The Animators

“Yes ma’am.”

“Well, bless your heart.” She gives my hand a squeeze. Turns to Mel, shakes her hand, then reaches out and grabs her by the arm, looks into her eyes for a long second. “I don’t mind telling you,” she says, “but I’ve got a feeling about you. I surely do.” She pats her arm vigorously, still staring. “May the Lord bless you and keep you, Melody Vaught.”

Mel coughs. “Right back at you.” Turns and heads out the door.

I trail behind. Lisa touches my shoulder, purple fingernails glinting. “I’m glad she has someone to take care of her,” she says in a low voice.

I cram the Nutter Butters into my bag. “Huh?”

“Bye-bye, now.” The door swings shut.

We walk back to the car. The sun is round and low and hot. It hurts to face west. The soil is sand, crunchy under our shoes. There is green only in small patches, strong and spiny.

I look sidelong at Mel. I can’t think of anything to say that doesn’t sound dumb. The sun shines behind her head, her lips and jaw sharpening against the glow.

I swing over and bodycheck her, shoulder to hip. She walks through the stumble, grimacing a little at the ground.

“I picked cremation,” she says.

“I think that’s a good choice.”

“Yeah. Well. I didn’t feel like digging any big fucking holes in the ground anytime soon.” She kicks gravel. “We got a platform now, should we ever need it. Nashville Combat Two: Shanked in the Spleen.” She laughs. It’s a thin, glassy sound. “Come on. We were both thinking it on the way down. Right? Probably pulling some dumb bitch’s hair trailer-park-style when she got stabbed. And it killed her. That’s stupid, man.” Mel’s head bobs in time to her steps. “It’s embarrassing, is what it is. I spend this whole trip ripping myself apart. Thinking about how she suffered. About how we hadn’t talked in, like, years. And I made this thing about her and I have no idea how it might have made her feel, to watch it, you know? But now? I don’t have a single solitary fuck to give, man. You live a stupid life, you will more likely than not have a stupid death. I get to mine her life for all it’s worth now. That’s what I get out of this.” Her voice catches on something. She stops.

“Mel.” I reach out, grab her hand, her shoulder.

She strides forward, shaking me off. “I’m gonna get those little bottles back. I’ll meet you at the car.”
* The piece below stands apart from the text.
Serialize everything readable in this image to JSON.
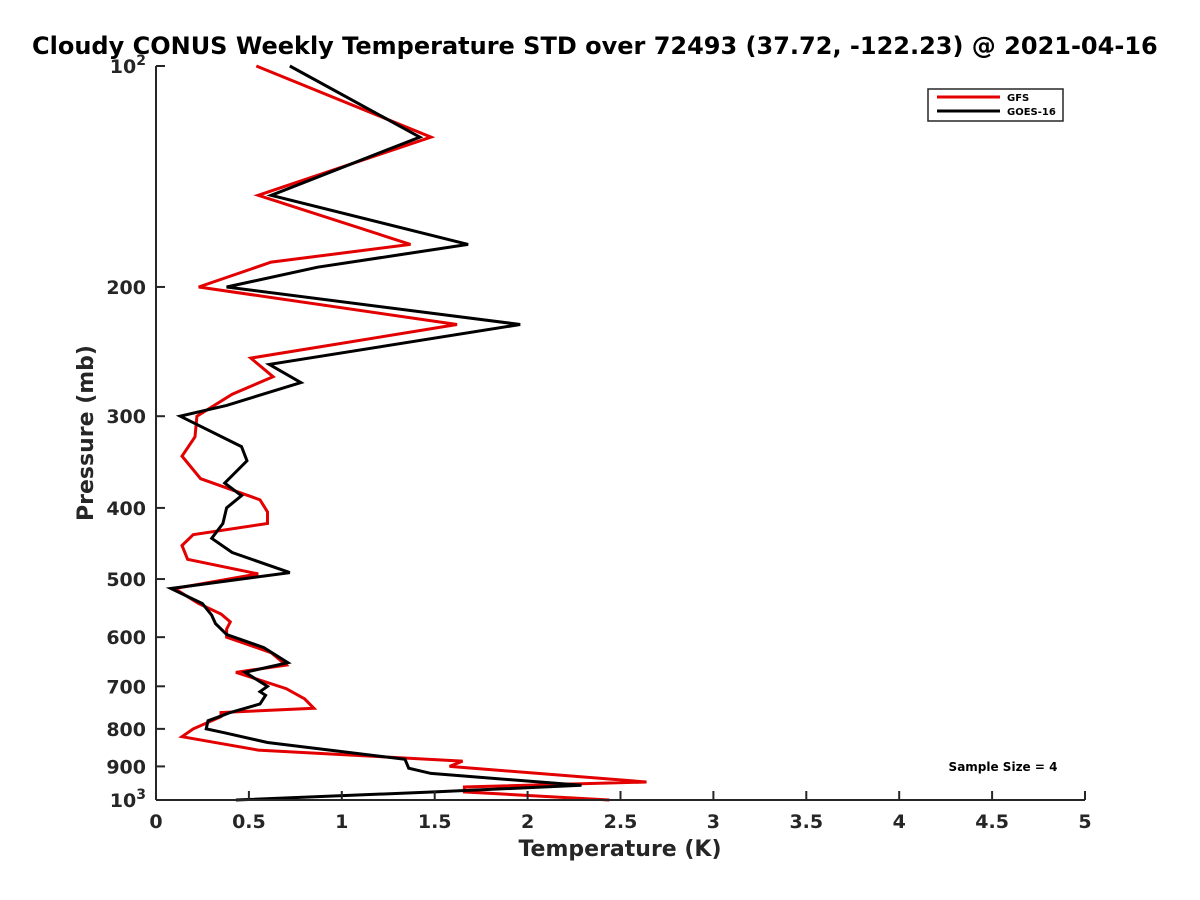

I watch her slump away. We’ll get a motel room for the night, then drive back tomorrow, back home for a few weeks. Then, on to the press tour. Taking our little show on the road. Maybe it’s better than the alternative—anything to avoid New York for a while. Mel’s big, dirty playground, where I could lose track of her far too easily. I shield my eyes, open the car door. I back away from the smell.





WHAT WE DID TO NPR


When I first imagined what it would be like to go on TV or radio, I pictured the glamour clichés first: tall buildings, busy people, a long-sought grace and knowledge occurring to me as soon as I had a spotlight trained on my face and a boom mic over my head.
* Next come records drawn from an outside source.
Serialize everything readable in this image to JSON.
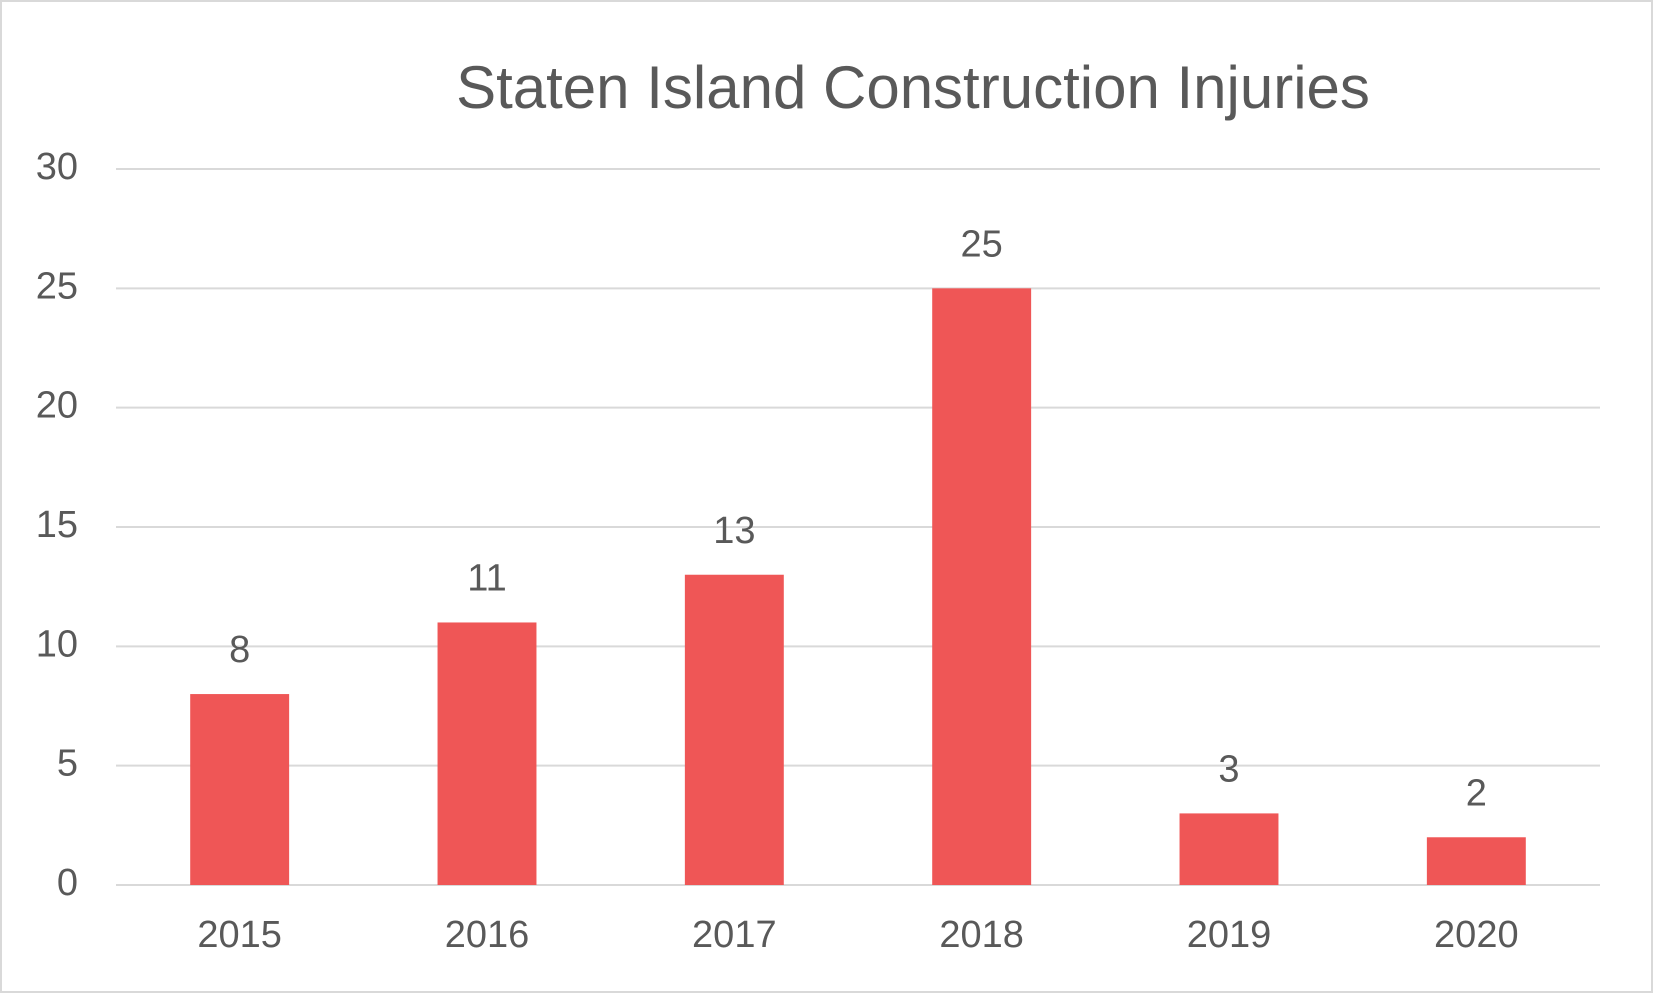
{
  "chart_data": {
    "type": "bar",
    "title": "Staten Island Construction Injuries",
    "categories": [
      "2015",
      "2016",
      "2017",
      "2018",
      "2019",
      "2020"
    ],
    "values": [
      8,
      11,
      13,
      25,
      3,
      2
    ],
    "color": "#ef5656",
    "ylim": [
      0,
      30
    ],
    "yticks": [
      0,
      5,
      10,
      15,
      20,
      25,
      30
    ],
    "grid": true
  }
}
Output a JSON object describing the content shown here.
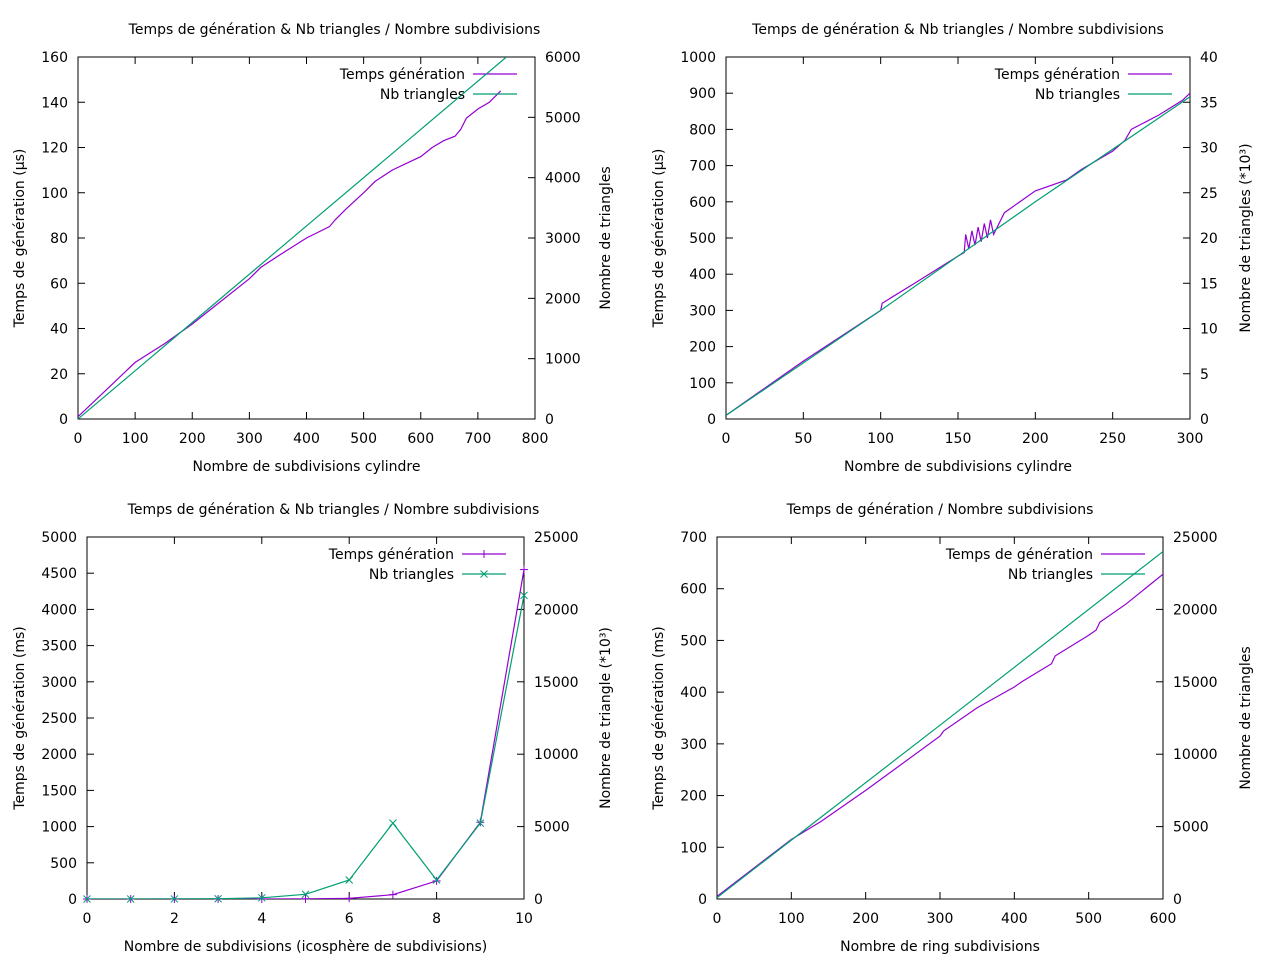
{
  "colors": {
    "series1": "#9400d3",
    "series2": "#009e73",
    "axis": "#000000"
  },
  "chart_data": [
    {
      "type": "line",
      "title": "Temps de génération & Nb triangles / Nombre subdivisions",
      "xlabel": "Nombre de subdivisions cylindre",
      "ylabel": "Temps de génération (µs)",
      "y2label": "Nombre de triangles",
      "xlim": [
        0,
        800
      ],
      "ylim": [
        0,
        160
      ],
      "y2lim": [
        0,
        6000
      ],
      "xticks": [
        "0",
        "100",
        "200",
        "300",
        "400",
        "500",
        "600",
        "700",
        "800"
      ],
      "yticks": [
        "0",
        "20",
        "40",
        "60",
        "80",
        "100",
        "120",
        "140",
        "160"
      ],
      "y2ticks": [
        "0",
        "1000",
        "2000",
        "3000",
        "4000",
        "5000",
        "6000"
      ],
      "legend": "top-right",
      "grid": false,
      "series": [
        {
          "name": "Temps génération",
          "axis": "y",
          "marker": "none",
          "x": [
            0,
            50,
            100,
            150,
            200,
            250,
            300,
            320,
            350,
            400,
            440,
            450,
            470,
            500,
            520,
            550,
            600,
            620,
            640,
            660,
            670,
            680,
            700,
            720,
            740
          ],
          "y": [
            1,
            13,
            25,
            33,
            42,
            52,
            62,
            67,
            72,
            80,
            85,
            88,
            93,
            100,
            105,
            110,
            116,
            120,
            123,
            125,
            128,
            133,
            137,
            140,
            145
          ]
        },
        {
          "name": "Nb triangles",
          "axis": "y2",
          "marker": "none",
          "x": [
            0,
            200,
            400,
            600,
            750
          ],
          "y": [
            0,
            1600,
            3200,
            4800,
            6000
          ]
        }
      ]
    },
    {
      "type": "line",
      "title": "Temps de génération & Nb triangles / Nombre subdivisions",
      "xlabel": "Nombre de subdivisions cylindre",
      "ylabel": "Temps de génération (µs)",
      "y2label": "Nombre de triangles (*10³)",
      "xlim": [
        0,
        300
      ],
      "ylim": [
        0,
        1000
      ],
      "y2lim": [
        0,
        40
      ],
      "xticks": [
        "0",
        "50",
        "100",
        "150",
        "200",
        "250",
        "300"
      ],
      "yticks": [
        "0",
        "100",
        "200",
        "300",
        "400",
        "500",
        "600",
        "700",
        "800",
        "900",
        "1000"
      ],
      "y2ticks": [
        "0",
        "5",
        "10",
        "15",
        "20",
        "25",
        "30",
        "35",
        "40"
      ],
      "legend": "top-right",
      "grid": false,
      "series": [
        {
          "name": "Temps génération",
          "axis": "y",
          "marker": "none",
          "x": [
            0,
            50,
            100,
            101,
            120,
            150,
            154,
            155,
            157,
            159,
            161,
            163,
            165,
            167,
            169,
            171,
            173,
            180,
            200,
            220,
            230,
            250,
            258,
            262,
            280,
            295,
            300
          ],
          "y": [
            10,
            160,
            300,
            320,
            370,
            450,
            460,
            510,
            470,
            520,
            480,
            530,
            490,
            540,
            500,
            550,
            510,
            570,
            630,
            660,
            690,
            740,
            770,
            800,
            840,
            880,
            900
          ]
        },
        {
          "name": "Nb triangles",
          "axis": "y2",
          "marker": "none",
          "x": [
            0,
            100,
            200,
            300
          ],
          "y": [
            0.4,
            12,
            24,
            35.6
          ]
        }
      ]
    },
    {
      "type": "line",
      "title": "Temps de génération & Nb triangles / Nombre subdivisions",
      "xlabel": "Nombre de subdivisions (icosphère de subdivisions)",
      "ylabel": "Temps de génération (ms)",
      "y2label": "Nombre de triangle (*10³)",
      "xlim": [
        0,
        10
      ],
      "ylim": [
        0,
        5000
      ],
      "y2lim": [
        0,
        25000
      ],
      "xticks": [
        "0",
        "2",
        "4",
        "6",
        "8",
        "10"
      ],
      "yticks": [
        "0",
        "500",
        "1000",
        "1500",
        "2000",
        "2500",
        "3000",
        "3500",
        "4000",
        "4500",
        "5000"
      ],
      "y2ticks": [
        "0",
        "5000",
        "10000",
        "15000",
        "20000",
        "25000"
      ],
      "legend": "top-right",
      "grid": false,
      "series": [
        {
          "name": "Temps génération",
          "axis": "y",
          "marker": "plus",
          "x": [
            0,
            1,
            2,
            3,
            4,
            5,
            6,
            7,
            8,
            9,
            10
          ],
          "y": [
            0,
            0,
            0,
            0,
            0,
            2,
            10,
            60,
            250,
            1060,
            4550
          ]
        },
        {
          "name": "Nb triangles",
          "axis": "y2",
          "marker": "cross",
          "x": [
            0,
            1,
            2,
            3,
            4,
            5,
            6,
            7,
            8,
            9,
            10
          ],
          "y": [
            0,
            1,
            5,
            20,
            81,
            327,
            1310,
            5240,
            1310,
            5240,
            20970
          ],
          "y_note_free": true
        }
      ]
    },
    {
      "type": "line",
      "title": "Temps de génération / Nombre subdivisions",
      "xlabel": "Nombre de ring subdivisions",
      "ylabel": "Temps de génération (ms)",
      "y2label": "Nombre de triangles",
      "xlim": [
        0,
        600
      ],
      "ylim": [
        0,
        700
      ],
      "y2lim": [
        0,
        25000
      ],
      "xticks": [
        "0",
        "100",
        "200",
        "300",
        "400",
        "500",
        "600"
      ],
      "yticks": [
        "0",
        "100",
        "200",
        "300",
        "400",
        "500",
        "600",
        "700"
      ],
      "y2ticks": [
        "0",
        "5000",
        "10000",
        "15000",
        "20000",
        "25000"
      ],
      "legend": "top-right",
      "grid": false,
      "series": [
        {
          "name": "Temps de génération",
          "axis": "y",
          "marker": "none",
          "x": [
            0,
            100,
            140,
            200,
            300,
            305,
            350,
            400,
            410,
            450,
            455,
            500,
            510,
            515,
            550,
            600
          ],
          "y": [
            5,
            115,
            150,
            210,
            315,
            325,
            370,
            410,
            420,
            455,
            470,
            510,
            520,
            535,
            570,
            628
          ]
        },
        {
          "name": "Nb triangles",
          "axis": "y2",
          "marker": "none",
          "x": [
            0,
            300,
            600
          ],
          "y": [
            100,
            12000,
            24000
          ]
        }
      ]
    }
  ]
}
But I climb the subway stairs at Forty-second Street and realize, with a loosening of bowels, that this level of comfort and smoothness will never occur to me. I’m about to go on NPR and I feel as stupid as I did yesterday.

I’m slightly relieved to find New York’s public radio affiliate in not a high-rise but a dark, squat building from the sixties. There’s a point, living here, at which you stop being the transplant, the tourist, and become something else. Not a New Yorker. God, no, never that. Just wearily, testily deft at being here. Strangely comforted by darkness and grime. A doorman keeps post with a crossword puzzle and wags a hand at me when I enter.

It’s been an eight-week, ten-city promotional tour since Florida, a blur of more sour-smelling rental cars and threadbare hotel comforters, the feeling of never having slept enough and always having eaten too much. I’m not in great shape. Sore, chunky from our time on the road, ass melding to the driver’s seat of a low-end Chevy, sepia-toothed from smoking too much, slamming McGriddles and Mountain Dews from the grief of it all, promoting Nashville Combat, which has been called both “regional psychodrama” and “token manipulation” by critics. It’s been discussed as a class struggle piece, a work of fourth-wave feminism, dark comedy worthy of an Oscar, a gross failure, a triumph. We have been condemned and applauded and we don’t much care either way: We nearly piss ourselves every time we see our names in print.

And we have twenty minutes until we’re due on NPR and still no sign of Mel. None at all.

My phone vibrates. I wince—I won’t be able to hear a phone ring for another six months without the fear of bad news on the other end—but it’s a text from Donnie:

You just hit number 100 at the box office for the summer season. That’s an INDIE ADULT CARTOON with LIMITED BACKING in the top 100. This is HUGE! You’ll have LOTS to talk about on Glynnis!